Kırmızı ve mavi

featured
service
Paylaş

Bu Yazıyı Paylaş

veya linki kopyala

Kırmızı, mutluluğu temsil etmesiyle bilinir.

Öte yandan çok sayıda yiyecek firmasının logosunda da kırmızı vardır çünkü iştah açar.

Ancak kırmızı, tüm bunların yanı sıra uyarı ve tehlike işareti olarak da kullanılır; tıpkı geçtiğimiz gün açıklanan Türkiye koronavirüs renk haritasındaki kırmızı gibi.

O kırmızı, ne mutluluk veriyor ne de iştah açıyor.

O kırmızı; felaketi, 365 günü biraz geçen süre önceki normal hayatımıza hasreti, vurdumduymazlığımızı, toplumun genel bilinçsizliğini, kurallara uyulmayışı, yitip giden canlara önem verilmeyişini anlatıyor.
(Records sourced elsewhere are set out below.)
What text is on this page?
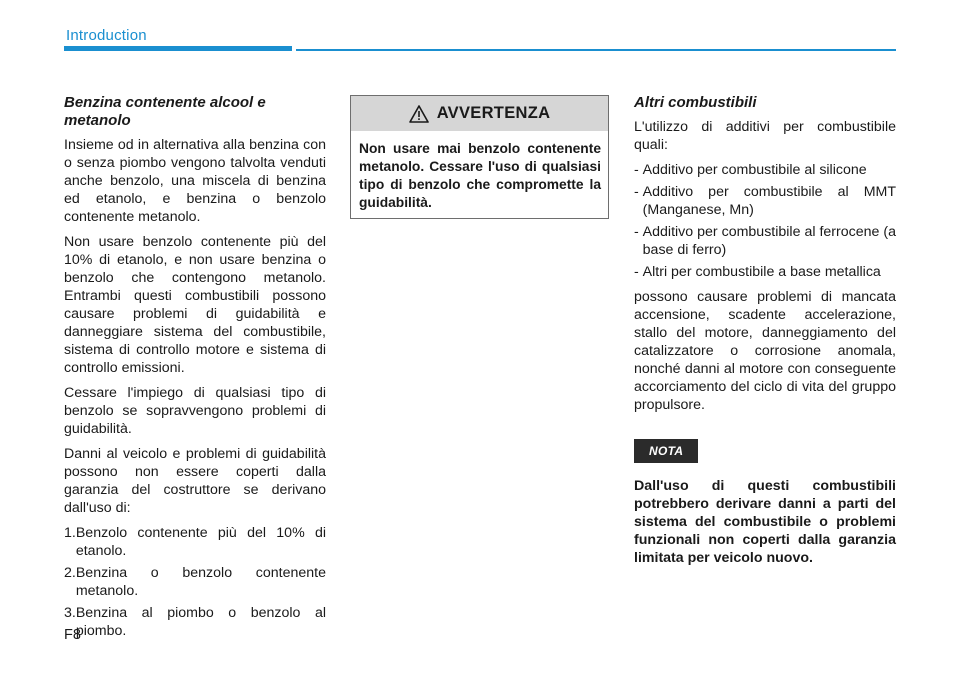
Introduction
Benzina contenente alcool e metanolo

Insieme od in alternativa alla benzina con o senza piombo vengono talvolta venduti anche benzolo, una miscela di benzina ed etanolo, e benzina o benzolo contenente metanolo.

Non usare benzolo contenente più del 10% di etanolo, e non usare benzina o benzolo che contengono metanolo. Entrambi questi combustibili possono causare problemi di guidabilità e danneggiare sistema del combustibile, sistema di controllo motore e sistema di controllo emissioni.

Cessare l'impiego di qualsiasi tipo di benzolo se sopravvengono problemi di guidabilità.

Danni al veicolo e problemi di guidabilità possono non essere coperti dalla garanzia del costruttore se derivano dall'uso di:

1. Benzolo contenente più del 10% di etanolo.
2. Benzina o benzolo contenente metanolo.
3. Benzina al piombo o benzolo al piombo.
AVVERTENZA
Non usare mai benzolo contenente metanolo. Cessare l'uso di qualsiasi tipo di benzolo che compromette la guidabilità.
Altri combustibili

L'utilizzo di additivi per combustibile quali:

- Additivo per combustibile al silicone
- Additivo per combustibile al MMT (Manganese, Mn)
- Additivo per combustibile al ferrocene (a base di ferro)
- Altri per combustibile a base metallica

possono causare problemi di mancata accensione, scadente accelerazione, stallo del motore, danneggiamento del catalizzatore o corrosione anomala, nonché danni al motore con conseguente accorciamento del ciclo di vita del gruppo propulsore.

NOTA

Dall'uso di questi combustibili potrebbero derivare danni a parti del sistema del combustibile o problemi funzionali non coperti dalla garanzia limitata per veicolo nuovo.

F8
O kırmızı, mutluluktan da iştah açmaktan da çok uzak bir kırmızı.

Bunca zamandan ders çıkarmadık.

Bir yıl yitip gitti hayatımızdan.

Hayatımızın en klişe gerçeklerini yeniden faaliyete geçirebilmek için bile o kırmızıyı yok etmeye ihtiyacımız var.

Zannediyorum kırmızı, bu yılların ardından aklımızda hep ”uyarı”, hep “tehlike” olarak kalacak.

Sadece bu yılların ardından değil; hemen şimdi yani bugün aldığımız her uyarı, maviye biraz daha yaklaştıracak hayatlarımızı.

Mavi, güven ve sadakat duygusunun şüphesiz rengidir.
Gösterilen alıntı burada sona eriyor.